A 24 ans, elle s’était inscrite à la prestigieuse Manhattan School of Music où elle a étudié pendant 4 ans, tout en continuant à jouer en club . Elle y obtient, à 28 ans, avec mention, un master en théorie musicale… L’école ne délivrait pas de diplôme pour l’orgue.

Entre temps, en 1967, elle suit pendant deux mois à Fontainebleau, les enseignements de Nadia Boulanger (que Quincy Jones, entre autres, avait aussi suivis). Revenue à New-York, mais séduite par la France elle décide d’y revenir et de s’y installer… Ce qu’elle fait en 1968 ! A peine arrivée à Paris les « événements » la surprennent…

Elle est engagée au Bilboquet, club de jazz mythique et prestigieux de Saint Germain des Près. Elle épouse le directeur artistique du club (Raoul Saint Yves) et elle devient très vite une star dans l’hexagone (émissions de TV, de radios, articles dans la presse écrite, enregistrements, concerts…).

Elle joue superbement les basses au pédalier : pieds nus ! Dans les médias elle devient  The Barefoot Lady : l’organiste aux pieds nus.

Aucune posture de sa part. Elle raconte : « Au presbytère, dans le New Jersey où mon père était pasteur, quand je lui demandais l’autorisation d’aller jouer de l’orgue, je me déchaussais pour ne pas abîmer le bois du pédalier. J’ai pris l’habitude de cette sensation . Peu d’organistes se donnent la peine de faire les basses avec les pieds. Ils préfèrent les jouer de la main gauche ». Pour elle, c’est regrettable, car les lignes de basse au pédalier sont plus profondes.

La qualité de son jeu de pédalier, joué sans chaussures, a donné l’occasion au contrebassiste français Luigi Trussardi d’un jeu de mots cocasse: « Elle a l’orteil absolu. » !

La formule musicale qui l’a rendue populaire au Bilboquet est le duo Hammond/drums.
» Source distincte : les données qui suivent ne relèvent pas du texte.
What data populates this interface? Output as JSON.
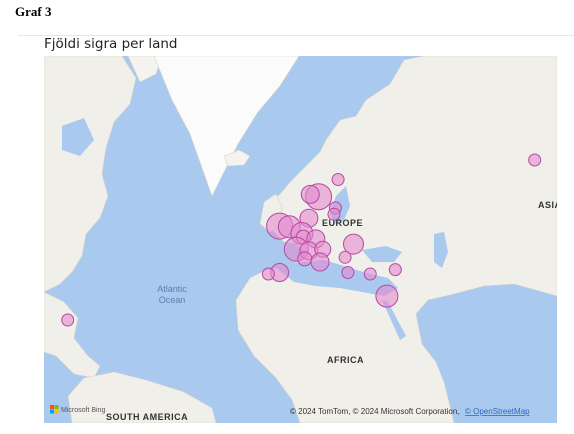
{
  "page": {
    "heading": "Graf 3",
    "visual_title": "Fjöldi sigra per land"
  },
  "map": {
    "labels": {
      "atlantic_line1": "Atlantic",
      "atlantic_line2": "Ocean",
      "europe": "EUROPE",
      "africa": "AFRICA",
      "south_america": "SOUTH AMERICA",
      "asia": "ASIA"
    },
    "attribution": {
      "provider": "Microsoft Bing",
      "copyright": "© 2024 TomTom, © 2024 Microsoft Corporation,",
      "osm_link": "© OpenStreetMap"
    },
    "colors": {
      "ocean": "#a9c9ee",
      "land": "#f1efe9",
      "ice": "#fbfbfb",
      "bubble_fill": "#e58ad0",
      "bubble_stroke": "#b54aa0"
    },
    "bubbles": [
      {
        "lon": -3.5,
        "lat": 54.0,
        "size": 13
      },
      {
        "lon": 0.0,
        "lat": 53.8,
        "size": 11
      },
      {
        "lon": 10.5,
        "lat": 61.0,
        "size": 13
      },
      {
        "lon": 7.5,
        "lat": 61.5,
        "size": 9
      },
      {
        "lon": 17.5,
        "lat": 64.5,
        "size": 6
      },
      {
        "lon": 16.5,
        "lat": 58.5,
        "size": 6
      },
      {
        "lon": 16.0,
        "lat": 57.0,
        "size": 6
      },
      {
        "lon": 7.0,
        "lat": 56.0,
        "size": 9
      },
      {
        "lon": 4.5,
        "lat": 52.0,
        "size": 11
      },
      {
        "lon": 5.0,
        "lat": 51.0,
        "size": 7
      },
      {
        "lon": 9.5,
        "lat": 50.5,
        "size": 9
      },
      {
        "lon": 2.5,
        "lat": 47.5,
        "size": 12
      },
      {
        "lon": 7.0,
        "lat": 47.0,
        "size": 9
      },
      {
        "lon": 12.0,
        "lat": 47.5,
        "size": 8
      },
      {
        "lon": 5.5,
        "lat": 44.5,
        "size": 7
      },
      {
        "lon": 11.0,
        "lat": 43.5,
        "size": 9
      },
      {
        "lon": 20.0,
        "lat": 45.0,
        "size": 6
      },
      {
        "lon": 23.0,
        "lat": 49.0,
        "size": 10
      },
      {
        "lon": -3.5,
        "lat": 40.0,
        "size": 9
      },
      {
        "lon": -7.5,
        "lat": 39.5,
        "size": 6
      },
      {
        "lon": 21.0,
        "lat": 40.0,
        "size": 6
      },
      {
        "lon": 29.0,
        "lat": 39.5,
        "size": 6
      },
      {
        "lon": 38.0,
        "lat": 41.0,
        "size": 6
      },
      {
        "lon": 35.0,
        "lat": 31.5,
        "size": 11
      },
      {
        "lon": -79.5,
        "lat": 22.0,
        "size": 6
      },
      {
        "lon": 88.0,
        "lat": 68.0,
        "size": 6
      }
    ]
  }
}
A ses débuts en France Kenny Clarcke et Daniel Humair, très grands noms de la batterie, l’accompagnent et enregistrent avec elle.
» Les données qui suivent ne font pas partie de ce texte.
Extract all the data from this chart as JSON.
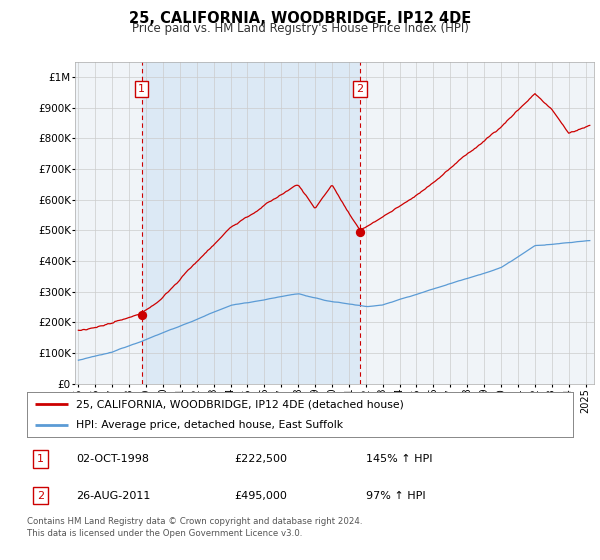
{
  "title": "25, CALIFORNIA, WOODBRIDGE, IP12 4DE",
  "subtitle": "Price paid vs. HM Land Registry's House Price Index (HPI)",
  "ylabel_ticks": [
    "£0",
    "£100K",
    "£200K",
    "£300K",
    "£400K",
    "£500K",
    "£600K",
    "£700K",
    "£800K",
    "£900K",
    "£1M"
  ],
  "ytick_values": [
    0,
    100000,
    200000,
    300000,
    400000,
    500000,
    600000,
    700000,
    800000,
    900000,
    1000000
  ],
  "ylim": [
    0,
    1050000
  ],
  "xlim_start": 1994.8,
  "xlim_end": 2025.5,
  "sale1_x": 1998.75,
  "sale1_y": 222500,
  "sale2_x": 2011.65,
  "sale2_y": 495000,
  "legend_red_label": "25, CALIFORNIA, WOODBRIDGE, IP12 4DE (detached house)",
  "legend_blue_label": "HPI: Average price, detached house, East Suffolk",
  "footer_line1": "Contains HM Land Registry data © Crown copyright and database right 2024.",
  "footer_line2": "This data is licensed under the Open Government Licence v3.0.",
  "sale1_date": "02-OCT-1998",
  "sale1_price": "£222,500",
  "sale1_hpi": "145% ↑ HPI",
  "sale2_date": "26-AUG-2011",
  "sale2_price": "£495,000",
  "sale2_hpi": "97% ↑ HPI",
  "red_color": "#cc0000",
  "blue_color": "#5b9bd5",
  "shade_color": "#dce9f5",
  "vline_color": "#cc0000",
  "grid_color": "#cccccc",
  "background_color": "#ffffff",
  "plot_bg_color": "#f0f4f8"
}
Pendant plusieurs années (à partir de la fin des 60′ et durant les 70′) le Bilboquet, lorsqu’elle est à l’affiche, fait le plein chaque soir : queue impressionnante sur le trottoir selon moult témoignages ! Son répertoire est éclectique et son jeu d’orgue pulpeux et direct séduit bien au delà du petit monde des jazzfans.
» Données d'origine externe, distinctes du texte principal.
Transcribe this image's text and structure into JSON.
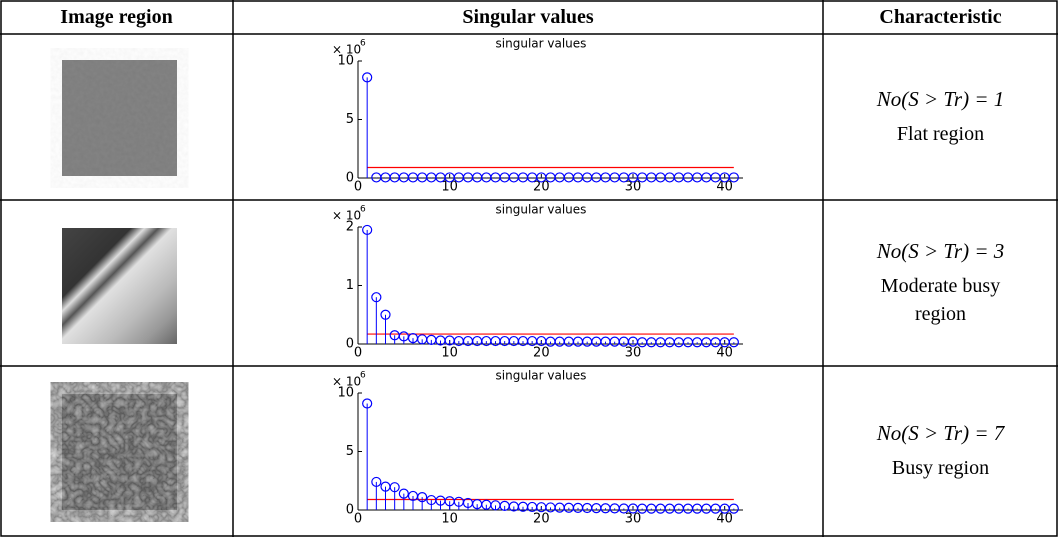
{
  "table": {
    "header": [
      "Image region",
      "Singular values",
      "Characteristic"
    ],
    "rows": [
      {
        "formula": "No(S > Tr) = 1",
        "label": "Flat region"
      },
      {
        "formula": "No(S > Tr) = 3",
        "label": "Moderate busy region"
      },
      {
        "formula": "No(S > Tr) = 7",
        "label": "Busy region"
      }
    ]
  },
  "chart_data": [
    {
      "type": "stem",
      "title": "singular values",
      "scale_base": "× 10",
      "scale_power": "6",
      "color": "#0000ff",
      "threshold": 0.9,
      "threshold_color": "#ff0000",
      "x": [
        1,
        2,
        3,
        4,
        5,
        6,
        7,
        8,
        9,
        10,
        11,
        12,
        13,
        14,
        15,
        16,
        17,
        18,
        19,
        20,
        21,
        22,
        23,
        24,
        25,
        26,
        27,
        28,
        29,
        30,
        31,
        32,
        33,
        34,
        35,
        36,
        37,
        38,
        39,
        40,
        41
      ],
      "values": [
        8.6,
        0.05,
        0.05,
        0.05,
        0.05,
        0.05,
        0.05,
        0.05,
        0.05,
        0.05,
        0.05,
        0.05,
        0.05,
        0.05,
        0.05,
        0.05,
        0.05,
        0.05,
        0.05,
        0.05,
        0.05,
        0.05,
        0.05,
        0.05,
        0.05,
        0.05,
        0.05,
        0.05,
        0.05,
        0.05,
        0.05,
        0.05,
        0.05,
        0.05,
        0.05,
        0.05,
        0.05,
        0.05,
        0.05,
        0.05,
        0.05
      ],
      "xlim": [
        0,
        42
      ],
      "xticks": [
        0,
        10,
        20,
        30,
        40
      ],
      "ylim": [
        0,
        10
      ],
      "yticks": [
        0,
        5,
        10
      ]
    },
    {
      "type": "stem",
      "title": "singular values",
      "scale_base": "× 10",
      "scale_power": "6",
      "color": "#0000ff",
      "threshold": 0.17,
      "threshold_color": "#ff0000",
      "x": [
        1,
        2,
        3,
        4,
        5,
        6,
        7,
        8,
        9,
        10,
        11,
        12,
        13,
        14,
        15,
        16,
        17,
        18,
        19,
        20,
        21,
        22,
        23,
        24,
        25,
        26,
        27,
        28,
        29,
        30,
        31,
        32,
        33,
        34,
        35,
        36,
        37,
        38,
        39,
        40,
        41
      ],
      "values": [
        1.95,
        0.8,
        0.5,
        0.15,
        0.13,
        0.1,
        0.08,
        0.07,
        0.06,
        0.06,
        0.05,
        0.05,
        0.05,
        0.05,
        0.05,
        0.05,
        0.05,
        0.05,
        0.05,
        0.05,
        0.04,
        0.04,
        0.04,
        0.04,
        0.04,
        0.04,
        0.04,
        0.04,
        0.04,
        0.04,
        0.03,
        0.03,
        0.03,
        0.03,
        0.03,
        0.03,
        0.03,
        0.03,
        0.03,
        0.03,
        0.03
      ],
      "xlim": [
        0,
        42
      ],
      "xticks": [
        0,
        10,
        20,
        30,
        40
      ],
      "ylim": [
        0,
        2
      ],
      "yticks": [
        0,
        1,
        2
      ]
    },
    {
      "type": "stem",
      "title": "singular values",
      "scale_base": "× 10",
      "scale_power": "6",
      "color": "#0000ff",
      "threshold": 0.9,
      "threshold_color": "#ff0000",
      "x": [
        1,
        2,
        3,
        4,
        5,
        6,
        7,
        8,
        9,
        10,
        11,
        12,
        13,
        14,
        15,
        16,
        17,
        18,
        19,
        20,
        21,
        22,
        23,
        24,
        25,
        26,
        27,
        28,
        29,
        30,
        31,
        32,
        33,
        34,
        35,
        36,
        37,
        38,
        39,
        40,
        41
      ],
      "values": [
        9.1,
        2.4,
        2.0,
        1.95,
        1.4,
        1.2,
        1.1,
        0.85,
        0.8,
        0.75,
        0.7,
        0.6,
        0.5,
        0.45,
        0.4,
        0.35,
        0.3,
        0.28,
        0.26,
        0.24,
        0.22,
        0.2,
        0.19,
        0.18,
        0.17,
        0.16,
        0.15,
        0.14,
        0.13,
        0.13,
        0.12,
        0.12,
        0.12,
        0.12,
        0.12,
        0.12,
        0.12,
        0.12,
        0.12,
        0.12,
        0.12
      ],
      "xlim": [
        0,
        42
      ],
      "xticks": [
        0,
        10,
        20,
        30,
        40
      ],
      "ylim": [
        0,
        10
      ],
      "yticks": [
        0,
        5,
        10
      ]
    }
  ]
}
(Souvenirs/souvenirs… Daniel Humair exposait ses peintures pendant Jazz in Marciac 2022 dans une galerie d’art contemporain de la commune. Rencontré lors du vernissage de son exposition il évoque ses concerts de l’époque avec Rhoda : « Je me régalais à jouer avec elle. C’est une superbe musicienne et elle était toujours de bonne humeur… Même dans les conditions assez rustiques de nos déplacements en province : une petite camionnette, son mari au volant, l’orgue à l’arrière. Rhoda très gentiment me laissait la place du passager… elle voyageait près de son orgue dans une position assez inconfortable ! »).

Jusqu’en 2004 myriade de concerts, enregistrements, clubs … Multiples rencontres et expériences, souvent surprenantes, avec musicien-ne-s et vocalistes…

Les « Lady All Star »…

A Vienne en 2004, superbe idée, Jean-Pierre Vignola, programmateur du prestigieux Festival de Vienne propose à Rhoda de créer un groupe original : que des musiciennes… Ce sera le Lady Quartet. Vignola les programme. Le Lady Quartet est né dans l’amphithéâtre romain. Rhoda reviendra ensuite très souvent jouer à Vienne.

Plus tard le quartet s’est étoffé.

Le Lady in Jazz est devenu un octet : « Lady All Star ».

Et depuis, dans tous les concerts et festivals où Rhoda est programmé avec ses « ladies » : énormes succès populaires. Comme, entre autres… à Marciac 2022.

Bonne nouvelle : aux balances le casting est complet. En ces temps de « festivalite » aigüe où toutes les ladies ont de nombreux engagements par ailleurs cela tient du miracle. Anne Pacéo, confrontée avec de multiples galères de transport, arrive in extremis… Ouf…

 

A la fin des balances l’équipe est au complet… Ouf! Anne Pacéo, à gauche, est arrivée in extremis Photo PHA

 

Airelle Besson (tp), Sophie Alour (ts), Céline Bonacina (bs), Lisa Cat-Berro (as) Géraldine Laurent (as) Anne Paceo et Julie Saury (dr) entourent Rhoda.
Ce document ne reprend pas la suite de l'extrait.